Institute of Innovative Research, 
Tokyo Institute of Technology.

2016.04.18

プレスリリース

紙おむつの材料から新しいカルシウムセンサーを開発

細胞外の高濃度カルシウムイオン機能の解明に前進

東京工業大学 科学技術創成研究院 化学生命科学研究所(旧資源化学研究所)の石割文崇助教、福島孝典教授らの研究グループは、東京大学の染谷隆夫教授、奈良県立医科大学の西真弓教授、堀井(林)謹子助教と共同で、細胞外の高濃度のカルシウムイオンの濃度変化を捉えるゲル状のカルシウムセンサーを開発することに成功しました。このセンサーは様々な形状に成形加工でき、安価で大量生産も可能であることから、今後、情報伝達物質として注目されている細胞外カルシウムの機能解明に関する研究だけでなく、食品や環境中のカルシウムイオン濃度検査などへの応用も期待されます。
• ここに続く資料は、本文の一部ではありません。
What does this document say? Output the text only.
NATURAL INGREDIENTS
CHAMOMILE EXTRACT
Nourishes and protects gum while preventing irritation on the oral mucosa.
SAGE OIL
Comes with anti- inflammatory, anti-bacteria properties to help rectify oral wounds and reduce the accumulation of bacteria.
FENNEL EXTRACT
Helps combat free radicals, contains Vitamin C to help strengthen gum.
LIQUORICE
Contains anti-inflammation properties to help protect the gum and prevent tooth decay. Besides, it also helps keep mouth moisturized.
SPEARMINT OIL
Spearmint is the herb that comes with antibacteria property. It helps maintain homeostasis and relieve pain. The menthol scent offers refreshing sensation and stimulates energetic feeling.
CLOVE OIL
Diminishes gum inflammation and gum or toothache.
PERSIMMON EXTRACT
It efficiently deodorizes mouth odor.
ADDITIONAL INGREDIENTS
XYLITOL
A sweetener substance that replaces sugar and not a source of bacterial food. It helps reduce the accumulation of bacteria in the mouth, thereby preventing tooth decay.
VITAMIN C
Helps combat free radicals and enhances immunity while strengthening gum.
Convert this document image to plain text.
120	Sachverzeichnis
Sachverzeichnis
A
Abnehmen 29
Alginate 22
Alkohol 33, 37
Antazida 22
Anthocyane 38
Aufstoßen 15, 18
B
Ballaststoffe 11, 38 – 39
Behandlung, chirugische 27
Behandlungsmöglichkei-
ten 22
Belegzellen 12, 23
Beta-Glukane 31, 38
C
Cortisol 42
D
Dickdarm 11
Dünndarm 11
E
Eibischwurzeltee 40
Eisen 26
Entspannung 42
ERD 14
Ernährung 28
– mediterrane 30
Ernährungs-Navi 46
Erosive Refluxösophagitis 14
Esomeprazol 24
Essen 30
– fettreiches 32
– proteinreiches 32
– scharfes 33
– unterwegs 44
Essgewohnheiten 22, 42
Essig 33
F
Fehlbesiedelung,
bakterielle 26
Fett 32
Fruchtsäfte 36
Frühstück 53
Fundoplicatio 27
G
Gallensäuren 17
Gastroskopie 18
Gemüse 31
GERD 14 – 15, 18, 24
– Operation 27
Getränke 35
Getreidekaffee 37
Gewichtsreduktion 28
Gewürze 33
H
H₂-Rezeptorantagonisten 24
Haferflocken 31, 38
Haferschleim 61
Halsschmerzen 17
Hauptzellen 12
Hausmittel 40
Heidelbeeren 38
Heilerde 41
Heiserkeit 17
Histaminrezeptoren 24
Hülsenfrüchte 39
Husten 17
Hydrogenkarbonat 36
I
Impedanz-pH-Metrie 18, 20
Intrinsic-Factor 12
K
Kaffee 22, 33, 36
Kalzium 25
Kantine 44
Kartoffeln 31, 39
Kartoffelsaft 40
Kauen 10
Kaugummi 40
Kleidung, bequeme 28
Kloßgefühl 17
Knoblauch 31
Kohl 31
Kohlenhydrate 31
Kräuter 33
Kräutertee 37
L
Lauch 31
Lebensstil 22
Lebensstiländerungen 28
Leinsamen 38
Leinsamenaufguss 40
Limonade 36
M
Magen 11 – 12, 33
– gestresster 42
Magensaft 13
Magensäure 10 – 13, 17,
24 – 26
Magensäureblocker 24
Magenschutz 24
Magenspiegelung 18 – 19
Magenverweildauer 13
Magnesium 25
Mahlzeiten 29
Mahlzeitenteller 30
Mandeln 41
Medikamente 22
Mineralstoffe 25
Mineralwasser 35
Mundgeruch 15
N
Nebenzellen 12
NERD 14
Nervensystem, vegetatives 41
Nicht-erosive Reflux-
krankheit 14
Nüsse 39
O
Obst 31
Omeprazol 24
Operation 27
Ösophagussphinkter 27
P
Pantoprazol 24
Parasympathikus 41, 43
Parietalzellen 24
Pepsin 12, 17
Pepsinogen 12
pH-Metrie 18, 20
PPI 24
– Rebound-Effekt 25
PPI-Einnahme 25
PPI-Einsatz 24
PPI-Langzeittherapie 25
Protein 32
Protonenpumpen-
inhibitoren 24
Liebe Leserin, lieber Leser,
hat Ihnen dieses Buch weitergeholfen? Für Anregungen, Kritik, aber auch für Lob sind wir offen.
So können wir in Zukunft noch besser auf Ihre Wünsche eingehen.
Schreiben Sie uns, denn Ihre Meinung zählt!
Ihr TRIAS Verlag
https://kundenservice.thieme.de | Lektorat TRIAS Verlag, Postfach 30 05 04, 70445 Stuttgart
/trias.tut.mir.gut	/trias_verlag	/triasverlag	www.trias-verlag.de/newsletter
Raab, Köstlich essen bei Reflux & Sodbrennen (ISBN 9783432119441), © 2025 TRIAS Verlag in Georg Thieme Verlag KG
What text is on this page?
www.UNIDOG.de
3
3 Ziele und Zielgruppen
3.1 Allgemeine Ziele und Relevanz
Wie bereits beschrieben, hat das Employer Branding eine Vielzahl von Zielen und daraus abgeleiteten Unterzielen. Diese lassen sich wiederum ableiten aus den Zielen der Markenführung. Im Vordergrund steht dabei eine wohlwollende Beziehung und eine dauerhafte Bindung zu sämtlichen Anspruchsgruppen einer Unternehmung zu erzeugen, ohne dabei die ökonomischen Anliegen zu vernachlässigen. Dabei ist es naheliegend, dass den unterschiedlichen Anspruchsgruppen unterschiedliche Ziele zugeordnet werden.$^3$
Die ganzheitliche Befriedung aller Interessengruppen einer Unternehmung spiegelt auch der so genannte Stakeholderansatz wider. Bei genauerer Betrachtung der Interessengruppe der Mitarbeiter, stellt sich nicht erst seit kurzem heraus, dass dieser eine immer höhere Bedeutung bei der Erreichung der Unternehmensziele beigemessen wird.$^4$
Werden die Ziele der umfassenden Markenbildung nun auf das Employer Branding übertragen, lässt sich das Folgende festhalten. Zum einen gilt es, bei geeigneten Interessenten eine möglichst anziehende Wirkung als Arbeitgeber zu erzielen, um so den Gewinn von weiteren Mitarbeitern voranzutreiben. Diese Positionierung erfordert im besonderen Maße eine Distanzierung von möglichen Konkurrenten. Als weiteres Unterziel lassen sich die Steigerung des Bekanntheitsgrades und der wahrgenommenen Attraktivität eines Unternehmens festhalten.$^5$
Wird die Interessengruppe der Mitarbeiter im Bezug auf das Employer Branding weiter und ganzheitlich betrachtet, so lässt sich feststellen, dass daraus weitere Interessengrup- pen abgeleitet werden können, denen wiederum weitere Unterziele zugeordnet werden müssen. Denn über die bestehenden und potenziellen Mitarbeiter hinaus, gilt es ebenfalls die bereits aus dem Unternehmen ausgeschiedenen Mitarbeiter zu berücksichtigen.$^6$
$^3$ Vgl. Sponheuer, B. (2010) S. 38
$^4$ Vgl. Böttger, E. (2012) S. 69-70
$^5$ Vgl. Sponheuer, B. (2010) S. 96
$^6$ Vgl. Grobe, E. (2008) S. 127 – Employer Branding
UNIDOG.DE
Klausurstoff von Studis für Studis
近年、生体内で様々な機能を果たしている細胞外のカルシウムイオンの濃度変化を可視化できる蛍光カルシウムセンサーの開発が望まれています。研究グループでは、生体内の細胞外カルシウムセンサータンパク質(CaSR)の「カルボン酸の連続構造」をヒントに、類似の構造を有する汎用合成ポリマーであるポリアクリル酸に注目しました。ポリアクリル酸に特殊な色素を取り付けたポリマーを合成したところ、細胞外で起こるカルシウム濃度変化の検出に適したセンサーとして機能することを見出しました。本研究は科学技術振興機構ERATO「染谷生体調和エレクトロニクスプロジェクト(研究総括:染谷隆夫東京大学教授)」研究の一環で、成果は、2016年4月12日に英国科学雑誌「Scientific Reports」(オンライン)に掲載されました。